Macrotasks and Microtasks
All of the phases listed above deal with “macrotasks”. Macrotasks are events enqueued by APIs or by
completing I/O operations. Examples of macrotasks include setTimeout() and setInterval()
callbacks, setImmediate() callbacks, I/O operations, and UI events in browsers. These events have
special considerations in the event loop, and are processed in specific order. The “poll” phase
above works through these special events in order before moving onto the “check” phase. That all
makes sense.
But! Not all events processed by the event loop are these special events. The event loop also works through a queue of events defined by the user’s code. These are known as “microtasks”.

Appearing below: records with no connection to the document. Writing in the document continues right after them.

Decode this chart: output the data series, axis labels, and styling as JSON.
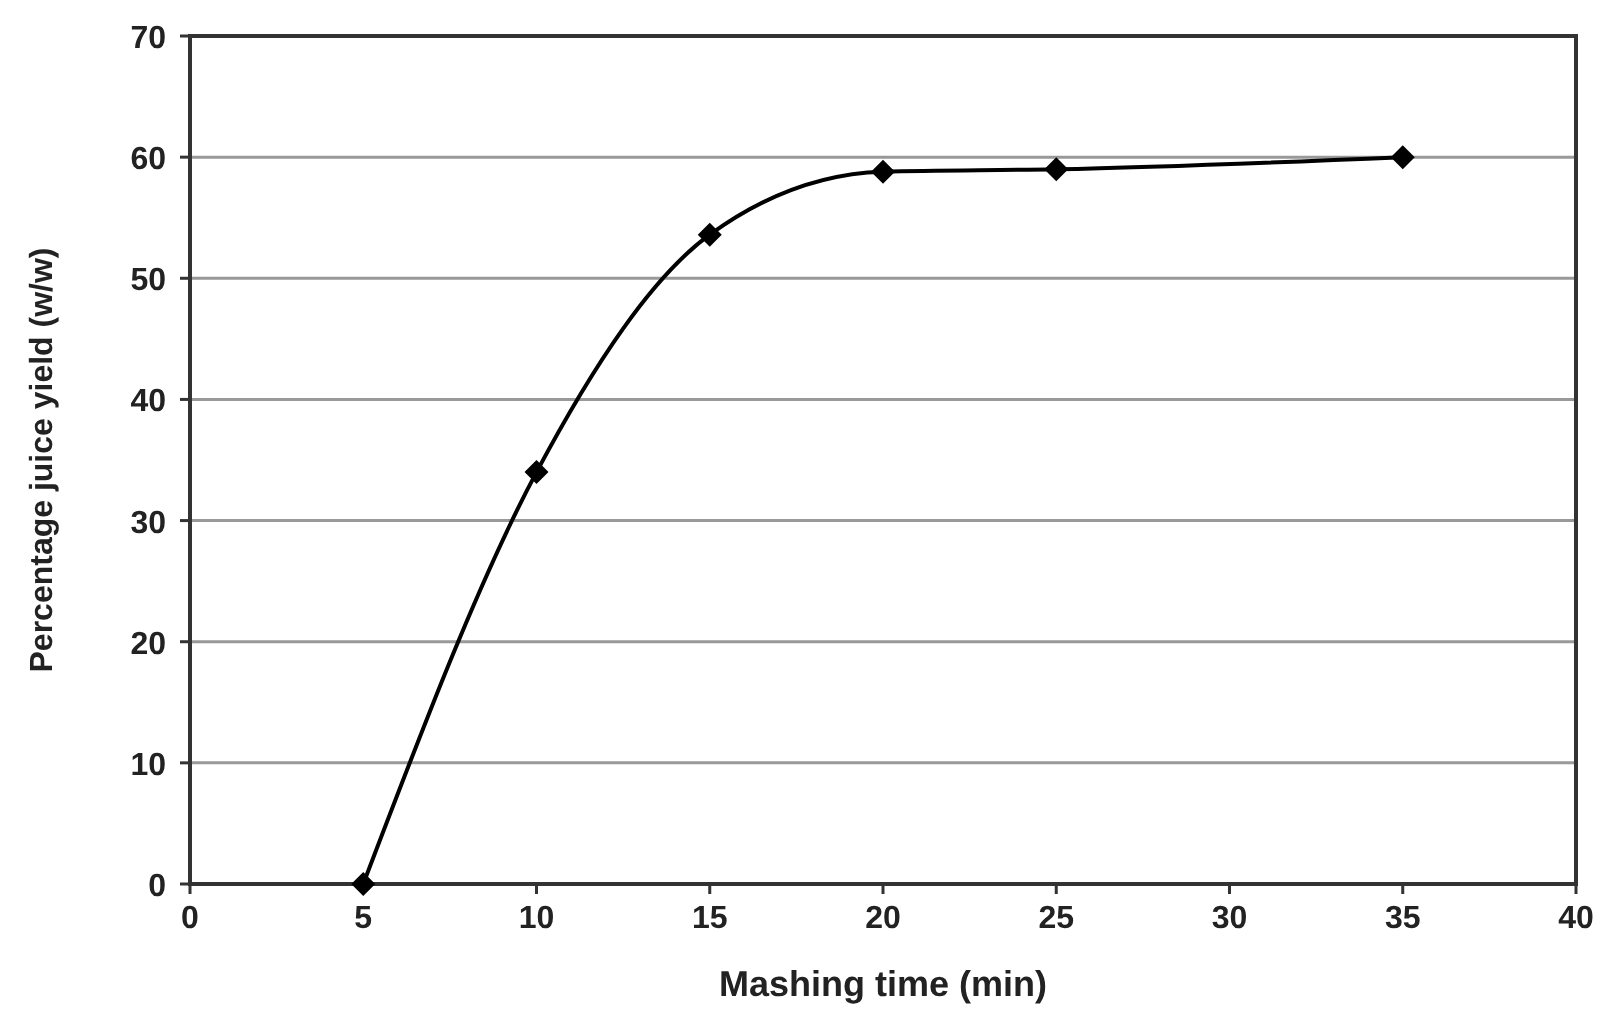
{
  "chart_data": {
    "type": "line",
    "xlabel": "Mashing time (min)",
    "ylabel": "Percentage juice yield (w/w)",
    "x": [
      5,
      10,
      15,
      20,
      25,
      35
    ],
    "series": [
      {
        "color": "#000000",
        "values": [
          0,
          34,
          53.6,
          58.8,
          59,
          60
        ]
      }
    ],
    "xlim": [
      0,
      40
    ],
    "xticks": [
      0,
      5,
      10,
      15,
      20,
      25,
      30,
      35,
      40
    ],
    "ylim": [
      0,
      70
    ],
    "yticks": [
      0,
      10,
      20,
      30,
      40,
      50,
      60,
      70
    ],
    "grid": "y",
    "marker": "diamond",
    "line_style": "solid"
  }
}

Understanding the difference between microtasks and macrotasks is essential for predicting execution
order. Microtasks include Promise callbacks, process.nextTick() callbacks (which have the highest
priority in Node.js), and queueMicrotask() callbacks. Microtasks have higher priority than
macrotasks, so they can preempt macrotasks in the event loop. Microtasks always execute before
macrotasks, and between each phase of the event loop, all microtasks are drained before moving to
the next phase.
Node.js follows a specific priority order: process.nextTick() has the highest priority and
executes before any other asynchronous operation, followed by Promise microtasks from resolved
promises and async/await continuations, then setImmediate() which runs in the Check phase, and
finally setTimeout() and setInterval() which run in the Timer phase with specified delays.
Bringing It Back to the Refactor
So why does all this matter for the refactoring project? Understanding the distinction between
macrotasks and microtasks is crucial when moving from callback-based async to async/await.
The execution model changes in subtle but important ways. The legacy code uses the async library
extensively - operations like async.parallel and async.waterfall that schedule callbacks as
macrotasks through their completion mechanisms. When I convert these to modern Promise.all or
sequential await statements, those completions become microtasks instead. This changes execution
order. The microtask-based code will complete before any pending macrotasks, potentially affecting
how operations interleave with I/O or timers elsewhere in the system.
At our scale even small changes to event loop behavior compound quickly. A refactor that inadvertently creates excessive microtasks could starve the event loop, preventing timers and I/O callbacks from executing promptly. Conversely, if I’m more efficient about when I yield control back to the event loop, I might see improved throughput. Either way, the changes won’t be neutral.
This is where monitoring becomes critical. Before touching any code, I need to establish baseline metrics for event loop lag, understand our current task distribution, and set up alerts for degradation. I need to know how long the event loop spends in each phase, how often I’m draining large microtask queues, and whether any operations are consistently blocking. Testing locally is fine, but production behavior at 500M requests per day is fundamentally different. Issues that don’t appear under light load can cripple performance at scale.
The stakes are high here. This service is at the heart of our SSO operations, and any latency increase or availability issue cascades across our entire platform. Understanding how the event loop processes tasks gives us the tools to refactor confidently. I can reason about whether a particular code change will alter timing in meaningful ways. I can anticipate failure modes - like recursive promise chains creating microtask storms. And I can design tests that actually stress the event loop in realistic ways.
Now that I’ve got the event loop mechanics clear in my head again, I can move forward with the refactor confidently. Wish me luck.